Honoring your own wounds and healing journey feels right...but they've never let themselves do that, so of course it would bug them to see their kids or anyone else taking time out for self-care. This world is so incredibly screwed up in so many ways, because of old attitudes that won't die, and a lack of common sense.
 
I wouldn't necessarily lump all the folks in as being envious. They just don't get it. And don't have the fortitude to try to understand. It's so much easier to understand gall bladders and appendices and even diseases like cancer because they are more tangible. You treat the offending part that has been identified on xrays or by bloodwork etc. Can't do that with PTSD or other mental health issues, and for that bygone era of folks who only know that they had to work hard in the fields or in the labour force, it is something totally foreign. It doesn't make the attitudes right, for sure.
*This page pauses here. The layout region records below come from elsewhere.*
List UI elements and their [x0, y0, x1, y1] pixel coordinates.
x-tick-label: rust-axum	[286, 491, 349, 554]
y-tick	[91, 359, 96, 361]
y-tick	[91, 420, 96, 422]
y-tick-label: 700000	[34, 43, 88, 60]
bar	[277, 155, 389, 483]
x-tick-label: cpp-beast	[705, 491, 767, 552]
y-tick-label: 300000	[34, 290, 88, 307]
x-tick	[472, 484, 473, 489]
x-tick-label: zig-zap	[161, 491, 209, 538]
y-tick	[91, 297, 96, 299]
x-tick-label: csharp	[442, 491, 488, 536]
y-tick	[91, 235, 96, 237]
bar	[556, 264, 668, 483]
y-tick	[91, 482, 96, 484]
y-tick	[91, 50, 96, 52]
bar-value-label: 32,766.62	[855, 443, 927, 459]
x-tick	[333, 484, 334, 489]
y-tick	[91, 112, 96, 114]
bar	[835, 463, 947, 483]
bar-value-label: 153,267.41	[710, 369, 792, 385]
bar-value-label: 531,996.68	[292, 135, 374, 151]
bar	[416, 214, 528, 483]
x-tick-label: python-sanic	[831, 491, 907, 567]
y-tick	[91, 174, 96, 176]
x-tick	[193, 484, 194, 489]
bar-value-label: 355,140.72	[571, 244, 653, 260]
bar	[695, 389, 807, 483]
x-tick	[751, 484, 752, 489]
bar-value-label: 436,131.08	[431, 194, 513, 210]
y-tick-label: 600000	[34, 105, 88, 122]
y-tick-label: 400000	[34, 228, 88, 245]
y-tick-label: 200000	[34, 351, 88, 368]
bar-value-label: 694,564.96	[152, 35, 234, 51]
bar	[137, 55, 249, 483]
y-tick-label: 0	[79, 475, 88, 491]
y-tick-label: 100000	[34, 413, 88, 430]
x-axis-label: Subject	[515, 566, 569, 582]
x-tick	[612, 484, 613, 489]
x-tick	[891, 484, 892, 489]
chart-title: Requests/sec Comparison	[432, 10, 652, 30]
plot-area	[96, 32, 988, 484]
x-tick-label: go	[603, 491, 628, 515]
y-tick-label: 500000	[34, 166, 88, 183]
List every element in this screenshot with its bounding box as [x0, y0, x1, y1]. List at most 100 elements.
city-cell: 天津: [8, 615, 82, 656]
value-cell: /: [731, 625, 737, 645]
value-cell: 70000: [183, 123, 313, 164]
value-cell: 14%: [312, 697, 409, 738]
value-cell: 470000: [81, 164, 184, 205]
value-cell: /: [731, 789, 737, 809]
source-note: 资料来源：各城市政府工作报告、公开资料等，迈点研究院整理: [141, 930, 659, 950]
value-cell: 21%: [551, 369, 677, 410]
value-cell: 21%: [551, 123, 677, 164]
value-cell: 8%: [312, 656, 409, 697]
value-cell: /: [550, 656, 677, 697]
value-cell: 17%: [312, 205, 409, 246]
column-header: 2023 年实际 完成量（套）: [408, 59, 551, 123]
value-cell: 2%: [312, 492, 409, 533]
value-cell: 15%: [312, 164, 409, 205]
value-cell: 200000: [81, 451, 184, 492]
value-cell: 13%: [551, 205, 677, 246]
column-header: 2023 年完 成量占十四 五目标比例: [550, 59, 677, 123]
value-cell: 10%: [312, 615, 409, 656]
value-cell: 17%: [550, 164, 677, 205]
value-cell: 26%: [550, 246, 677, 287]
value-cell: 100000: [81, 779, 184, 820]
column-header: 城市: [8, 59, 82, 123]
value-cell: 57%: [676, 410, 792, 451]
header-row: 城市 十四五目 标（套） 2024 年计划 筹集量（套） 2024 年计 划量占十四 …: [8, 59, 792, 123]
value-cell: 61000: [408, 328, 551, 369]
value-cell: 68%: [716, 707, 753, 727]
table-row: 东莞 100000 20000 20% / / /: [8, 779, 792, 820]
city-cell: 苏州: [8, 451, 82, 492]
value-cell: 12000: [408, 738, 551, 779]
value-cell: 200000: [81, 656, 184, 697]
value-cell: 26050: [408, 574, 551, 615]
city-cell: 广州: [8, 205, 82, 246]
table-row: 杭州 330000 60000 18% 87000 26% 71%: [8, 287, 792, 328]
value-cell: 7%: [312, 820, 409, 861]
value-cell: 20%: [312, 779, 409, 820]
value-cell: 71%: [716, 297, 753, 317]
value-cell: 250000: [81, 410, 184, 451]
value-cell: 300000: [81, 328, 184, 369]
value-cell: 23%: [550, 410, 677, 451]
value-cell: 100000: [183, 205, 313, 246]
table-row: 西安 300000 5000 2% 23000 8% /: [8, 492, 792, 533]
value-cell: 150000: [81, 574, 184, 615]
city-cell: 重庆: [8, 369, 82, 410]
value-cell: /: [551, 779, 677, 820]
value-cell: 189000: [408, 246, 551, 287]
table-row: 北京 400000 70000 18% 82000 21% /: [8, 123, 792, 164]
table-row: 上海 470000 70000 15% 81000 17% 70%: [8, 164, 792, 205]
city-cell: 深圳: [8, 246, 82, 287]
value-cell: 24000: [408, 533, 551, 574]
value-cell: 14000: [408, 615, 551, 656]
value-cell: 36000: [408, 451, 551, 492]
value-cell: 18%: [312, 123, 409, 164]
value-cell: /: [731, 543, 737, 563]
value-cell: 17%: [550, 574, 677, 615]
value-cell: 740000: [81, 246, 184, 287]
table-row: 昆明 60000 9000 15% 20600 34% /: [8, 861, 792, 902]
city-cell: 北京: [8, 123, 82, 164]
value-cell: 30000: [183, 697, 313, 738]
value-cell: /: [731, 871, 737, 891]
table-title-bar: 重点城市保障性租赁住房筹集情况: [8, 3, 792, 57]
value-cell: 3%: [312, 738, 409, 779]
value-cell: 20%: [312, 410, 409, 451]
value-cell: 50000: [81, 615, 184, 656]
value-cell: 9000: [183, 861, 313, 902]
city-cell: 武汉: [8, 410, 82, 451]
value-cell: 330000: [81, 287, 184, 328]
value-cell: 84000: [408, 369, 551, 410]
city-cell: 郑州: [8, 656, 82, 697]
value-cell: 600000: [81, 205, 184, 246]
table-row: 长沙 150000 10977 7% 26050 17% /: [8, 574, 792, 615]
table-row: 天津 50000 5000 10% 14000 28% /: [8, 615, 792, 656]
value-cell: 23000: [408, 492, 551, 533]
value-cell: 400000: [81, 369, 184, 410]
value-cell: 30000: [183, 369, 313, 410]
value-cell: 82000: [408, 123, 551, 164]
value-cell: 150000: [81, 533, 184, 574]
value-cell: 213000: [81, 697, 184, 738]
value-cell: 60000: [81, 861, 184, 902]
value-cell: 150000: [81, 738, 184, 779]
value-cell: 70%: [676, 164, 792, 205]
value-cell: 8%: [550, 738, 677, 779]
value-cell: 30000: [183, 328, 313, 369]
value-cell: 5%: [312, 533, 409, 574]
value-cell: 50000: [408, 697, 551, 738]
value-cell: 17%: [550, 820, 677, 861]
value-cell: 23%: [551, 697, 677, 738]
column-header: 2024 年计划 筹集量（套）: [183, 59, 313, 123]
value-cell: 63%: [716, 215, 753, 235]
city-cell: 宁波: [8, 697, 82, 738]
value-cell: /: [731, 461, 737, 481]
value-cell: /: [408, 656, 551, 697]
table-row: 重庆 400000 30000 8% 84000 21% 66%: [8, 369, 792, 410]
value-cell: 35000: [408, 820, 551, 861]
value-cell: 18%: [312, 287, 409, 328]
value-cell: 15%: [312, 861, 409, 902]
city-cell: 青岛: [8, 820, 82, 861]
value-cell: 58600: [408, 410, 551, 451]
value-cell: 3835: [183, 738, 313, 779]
With the realization that some parents out there are mean and nasty, not just ignorant.

I hope someday that everyone will look at mental health like they do other illnesses, so that it's treated properly, and not stuffed into some hat box in the closet.
 
The way I figured it; if I ended up institutionalized at 49 by the time I was 75 I would end up flat broke.
This was supposed to have a funny sarcastic ring to it.
 
I've given up very generous discounts to fly anywhere I want via qantas (my mother works for them) and dad's inheritance to not have those people around me making it worse. It's worth it, because mental health is everything, and it's worth more than money.

But you'd be surprised how many people, that if you told them would turn around and be shocked and try and talk you into staying just for the money. I've told supposed friends and been met with "But what about the inheritance?", and these were people I really thought would be on the level, having experienced mental health issues themselves.
 
I'm amazed at what people will say they will do for money. However, I have a feeling that it's all just talk. In "theory", yeah, they'd stay, suck it up, and collect the cash. But we all know it doesn't really work that way.

Really, I think that we're fortunate to know that money doesn't buy happiness. I know a lot of people never learn that lesson. And being dirt poor makes me resourceful; I can find a million ways to entertain myself with little $$$. If money bought happiness, I'd be miserable, but that's not true. Well, the PTSD brings on issues, but I'm not unhappy because I can't afford finer luxuries in life.
 
Money is the root of all evil. For those of you who had to let go of family, I am sorry, but you know your own souls better than anyone else, and it certainly is not worthwhile to live up to anyone else's expectations but your own. I wish your families were more supportive, it is so hard to do this alone.

My sufferer is somewhat estranged - does not speak to his father at all. Fortunately, he is still close to his Mom, but then she lives out of province, so maybe not physically close, that might be a good thing :) He says he loves his Dad, but just can't be anywhere around him. I understand, I just wish it could be different for him too.